The SA Supreme Court has decided another speed camera case in Police v Bulgin  SASC 143. The Court affirmed that it’s not necessary for the prosecuton to prove compliance with technical instructions (manufacturers’ handbooks, user guides, instruction manuals, etc) as a prerequisite to the admissibility of certificates authorised under statute.
The respondent had been snapped by a camera allegedly travelling at 61 km/h in a 50 km/h zone. A certificate relied upon by the prosecution at the contested hearing was ruled inadmissible by the magistrate. The prosecution had no other form of evidence to lead in support of their charge under Road Rule 20, so it was dismissed.

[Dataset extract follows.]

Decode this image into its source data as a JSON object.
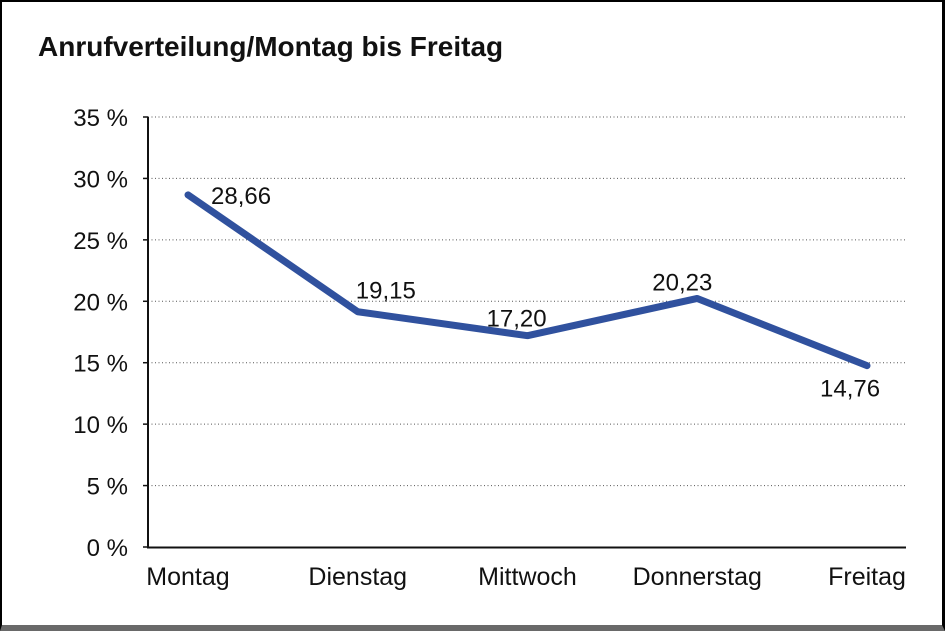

White J summarised the issue before the Supreme Court [at 4]:
The Police now appeal against the dismissal of the complaint, contending that the Magistrate’s voir dire ruling was wrong. The appeal raises issues about the operation of the statutory aids to proof contained in s 79B(10) of the Road Traffic Act 1961 (SA) (RTA). The first issue is whether a Magistrate’s finding that a speed camera was not operated in accordance with the manufacturer’s operating instructions, or those issued by the Police themselves, with the resultant possibility of an incorrect reading, has the effect that the prosecution may not tender a certificate comprising a statutory aid to proof. The second issue is whether the prosecution must prove that the speed camera was in proper order and properly operated at the time of detection of the alleged offence before it can tender the certificate comprising the statutory aid to proof.
The statutory enforcement schemes operating in SA and Victoria are different, but similar. Regulation 19 of the Road Traffic (Miscellaneous) Regulations 1999 contains requirements with respect to the programming, positioning and operation setting of a speed camera. It can be likened to Division 6 of the Road Safety (General) Regulations 2009 currently in operation here.

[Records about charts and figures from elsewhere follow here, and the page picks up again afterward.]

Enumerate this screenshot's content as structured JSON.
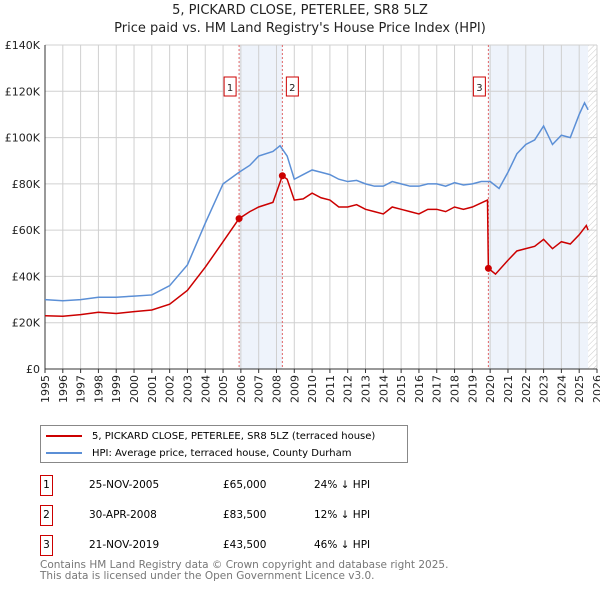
{
  "chart_data": {
    "type": "line",
    "title": "5, PICKARD CLOSE, PETERLEE, SR8 5LZ",
    "subtitle": "Price paid vs. HM Land Registry's House Price Index (HPI)",
    "xlim": [
      1995,
      2026
    ],
    "ylim": [
      0,
      140000
    ],
    "x_ticks": [
      "1995",
      "1996",
      "1997",
      "1998",
      "1999",
      "2000",
      "2001",
      "2002",
      "2003",
      "2004",
      "2005",
      "2006",
      "2007",
      "2008",
      "2009",
      "2010",
      "2011",
      "2012",
      "2013",
      "2014",
      "2015",
      "2016",
      "2017",
      "2018",
      "2019",
      "2020",
      "2021",
      "2022",
      "2023",
      "2024",
      "2025",
      "2026"
    ],
    "y_ticks": [
      {
        "v": 0,
        "label": "£0"
      },
      {
        "v": 20000,
        "label": "£20K"
      },
      {
        "v": 40000,
        "label": "£40K"
      },
      {
        "v": 60000,
        "label": "£60K"
      },
      {
        "v": 80000,
        "label": "£80K"
      },
      {
        "v": 100000,
        "label": "£100K"
      },
      {
        "v": 120000,
        "label": "£120K"
      },
      {
        "v": 140000,
        "label": "£140K"
      }
    ],
    "grid": true,
    "legend_placement": "below",
    "series": [
      {
        "name": "5, PICKARD CLOSE, PETERLEE, SR8 5LZ (terraced house)",
        "color": "#cc0000",
        "points": [
          [
            1995,
            23000
          ],
          [
            1996,
            22800
          ],
          [
            1997,
            23500
          ],
          [
            1998,
            24500
          ],
          [
            1999,
            24000
          ],
          [
            2000,
            24800
          ],
          [
            2001,
            25500
          ],
          [
            2002,
            28000
          ],
          [
            2003,
            34000
          ],
          [
            2004,
            44000
          ],
          [
            2005,
            55000
          ],
          [
            2005.9,
            65000
          ],
          [
            2006.5,
            68000
          ],
          [
            2007,
            70000
          ],
          [
            2007.8,
            72000
          ],
          [
            2008.33,
            83500
          ],
          [
            2008.6,
            82000
          ],
          [
            2009,
            73000
          ],
          [
            2009.5,
            73500
          ],
          [
            2010,
            76000
          ],
          [
            2010.5,
            74000
          ],
          [
            2011,
            73000
          ],
          [
            2011.5,
            70000
          ],
          [
            2012,
            70000
          ],
          [
            2012.5,
            71000
          ],
          [
            2013,
            69000
          ],
          [
            2013.5,
            68000
          ],
          [
            2014,
            67000
          ],
          [
            2014.5,
            70000
          ],
          [
            2015,
            69000
          ],
          [
            2015.5,
            68000
          ],
          [
            2016,
            67000
          ],
          [
            2016.5,
            69000
          ],
          [
            2017,
            69000
          ],
          [
            2017.5,
            68000
          ],
          [
            2018,
            70000
          ],
          [
            2018.5,
            69000
          ],
          [
            2019,
            70000
          ],
          [
            2019.85,
            73000
          ],
          [
            2019.9,
            43500
          ],
          [
            2020.3,
            41000
          ],
          [
            2021,
            47000
          ],
          [
            2021.5,
            51000
          ],
          [
            2022,
            52000
          ],
          [
            2022.5,
            53000
          ],
          [
            2023,
            56000
          ],
          [
            2023.5,
            52000
          ],
          [
            2024,
            55000
          ],
          [
            2024.5,
            54000
          ],
          [
            2025,
            58000
          ],
          [
            2025.4,
            62000
          ],
          [
            2025.5,
            60000
          ]
        ]
      },
      {
        "name": "HPI: Average price, terraced house, County Durham",
        "color": "#5b8fd6",
        "points": [
          [
            1995,
            30000
          ],
          [
            1996,
            29500
          ],
          [
            1997,
            30000
          ],
          [
            1998,
            31000
          ],
          [
            1999,
            31000
          ],
          [
            2000,
            31500
          ],
          [
            2001,
            32000
          ],
          [
            2002,
            36000
          ],
          [
            2003,
            45000
          ],
          [
            2004,
            63000
          ],
          [
            2005,
            80000
          ],
          [
            2005.9,
            85000
          ],
          [
            2006.5,
            88000
          ],
          [
            2007,
            92000
          ],
          [
            2007.8,
            94000
          ],
          [
            2008.2,
            96500
          ],
          [
            2008.6,
            92000
          ],
          [
            2009,
            82000
          ],
          [
            2009.5,
            84000
          ],
          [
            2010,
            86000
          ],
          [
            2010.5,
            85000
          ],
          [
            2011,
            84000
          ],
          [
            2011.5,
            82000
          ],
          [
            2012,
            81000
          ],
          [
            2012.5,
            81500
          ],
          [
            2013,
            80000
          ],
          [
            2013.5,
            79000
          ],
          [
            2014,
            79000
          ],
          [
            2014.5,
            81000
          ],
          [
            2015,
            80000
          ],
          [
            2015.5,
            79000
          ],
          [
            2016,
            79000
          ],
          [
            2016.5,
            80000
          ],
          [
            2017,
            80000
          ],
          [
            2017.5,
            79000
          ],
          [
            2018,
            80500
          ],
          [
            2018.5,
            79500
          ],
          [
            2019,
            80000
          ],
          [
            2019.5,
            81000
          ],
          [
            2020,
            81000
          ],
          [
            2020.5,
            78000
          ],
          [
            2021,
            85000
          ],
          [
            2021.5,
            93000
          ],
          [
            2022,
            97000
          ],
          [
            2022.5,
            99000
          ],
          [
            2023,
            105000
          ],
          [
            2023.5,
            97000
          ],
          [
            2024,
            101000
          ],
          [
            2024.5,
            100000
          ],
          [
            2025,
            110000
          ],
          [
            2025.3,
            115000
          ],
          [
            2025.5,
            112000
          ]
        ]
      }
    ],
    "sales": [
      {
        "id": "1",
        "x": 2005.9,
        "price": 65000,
        "date": "25-NOV-2005",
        "price_label": "£65,000",
        "hpi": "24% ↓ HPI"
      },
      {
        "id": "2",
        "x": 2008.33,
        "price": 83500,
        "date": "30-APR-2008",
        "price_label": "£83,500",
        "hpi": "12% ↓ HPI"
      },
      {
        "id": "3",
        "x": 2019.9,
        "price": 43500,
        "date": "21-NOV-2019",
        "price_label": "£43,500",
        "hpi": "46% ↓ HPI"
      }
    ]
  },
  "footer": {
    "line1": "Contains HM Land Registry data © Crown copyright and database right 2025.",
    "line2": "This data is licensed under the Open Government Licence v3.0."
  }
}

A conventional approach holds that a certificate relating to the product or output of a prescribed device is prima facie admissible if it complies with relevant statutory requirements, with the weight to be attached to it to be determined once admitted: see DPP v Juchnowski  VSC 181 for a local example. This case took a different course in the Magistrates’ Court. The evidence was objected to, and a voir dire conducted into its admissiblity.
Both sides called expert evidence.
White J at 21 – 22:
21. In the voir dire hearing the prosecution called a Mr Hoffmann, an electrical engineer, and the respondent called a Dr Garwoli, a chartered professional engineer and scientist. Dr Garwoli had prepared a written report (exhib D1) in which he said:
The equipment utilised in both of these matters is excellent: I have no criticism of the equipment whatsoever … My whole argument is based on the fact that there are adequate operating instructions relating to the use of this equipment and that these instructions have not been followed.
Dr Garwoli then referred to instructions contained in a manual containing operating procedures issued by the South Australian Police (exhib D2), the manufacturer’s instructions relating to the use of the speed camera (exhib D3), and to an Australian standard.
22. Dr Garwoli expressed the opinion that the operation of the speed camera on 7 June 2007 had not complied with the operating procedures of the police and of the manufacturer in six separate respects. Although Mr Hoffmann gave his evidence on the voir dire before Dr Garwoli, his evidence was directed to the criticisms of Dr Garwoli. He disagreed with Dr Garwoli’s conclusions. Neither Mr Hoffmann nor Dr Garwoli referred to reg 19 in the course of their evidence on the voir dire, nor to the matters required by reg 19. The question on the voir dire in relation to the alleged offence of 7 June 2007 was solely that of whether there had been non-compliance with the police and manufacturer’s operating instructions with the resultant possibility of an unreliable reading.
The respondent relied upon this opinion to argue that proof by the prosecution that the speed camera used in the detection of an offence had been in good operating order and was being properly operated was an essential condition of the admissibility of a certificate under s 79B(10)(b). It was submitted that unless the camera was factually proven to be in good order and condition, and operated correctly, any photograph which it took could not be said to indicate anything, and therefore wouldn’t satisfy a threshold test of relevance for its admissibility.
White J rejected this construction. He found that not every departure from operating instructions would make a reading unreliable, referencing Police v Henwood (2005) SASR 15.
the Court declined to find that the phrase evidence to the contrary casts a legal burden on an accused to rebut a statutory presumption on the balance of probabilities (as expressed in Evans v Benson (1987) SASR 317). The more recent authorities of Police v Dodd (2004) 88 SASR 130 and Llewellyn v Police (2005) 91 SASR 418 hold that certificates are proof until contrary evidence is raised by the accused, at which point the burden returns to the prosecution to prove the charge beyond reasonable doubt (the Liberato approach).